Con la Fornarina la relazione non è più diretta dal soggetto all’osservatore (con l’artista a svolgere la funzione di medium) bensì dall'osservatore al soggetto... nel mentre e nel tempo in cui quest'ultimo viene ritratto! Questa è l'alterazione che provoca l’inversione delle “presenze”. La Fornarina è semplicemente in posa in uno stato che non la vede come soggetto bensì come oggetto di un intenso esercizio visivo e probabilmente anche oggetto di desiderio. Il suo ritratto non restituisce apparenze somatiche, bensì la proiezione di ciò che in essa vede, di essa pensa e per essa sente Raffaello in persona.
La presenza che Raffaello ha riportato sulla tavola non è quella di una presunta Margherita Luti, ma la sua medesima: di lui stesso mentre le è di fronte, di ciò che prova, di lui che probabilmente (occhio alla retorica delle leggende!) la ama, intento a riempirsene gli occhi e la mente, a studiarla per poi rendercene un ritratto la cui neutrale e quasi fredda apparenza credo altro non sia se non il sipario che Raffaello ha deciso di aprire su di una storia di cui conferma l'esistenza, ma ne riserva il significato a due persone soltanto.
Due presenze diverse, quindi.
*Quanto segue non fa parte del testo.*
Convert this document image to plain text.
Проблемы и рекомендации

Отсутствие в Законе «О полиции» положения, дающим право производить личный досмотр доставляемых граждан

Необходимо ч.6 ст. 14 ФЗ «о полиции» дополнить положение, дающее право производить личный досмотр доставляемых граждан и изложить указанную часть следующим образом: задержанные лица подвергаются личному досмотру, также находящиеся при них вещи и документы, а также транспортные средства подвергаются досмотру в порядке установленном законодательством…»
Due momenti certamente frequenti nella storia di ogni artista dai quali neanche Raffaello è stato esente.
Se nel ritratto del Farnese il soggetto è di fronte a noi e ci interroga, nella Fornarina il “vero” soggetto è l'artista che ritrae, Raffaello Sanzio in persona che la contempla, quasi certamente interrogando se stesso.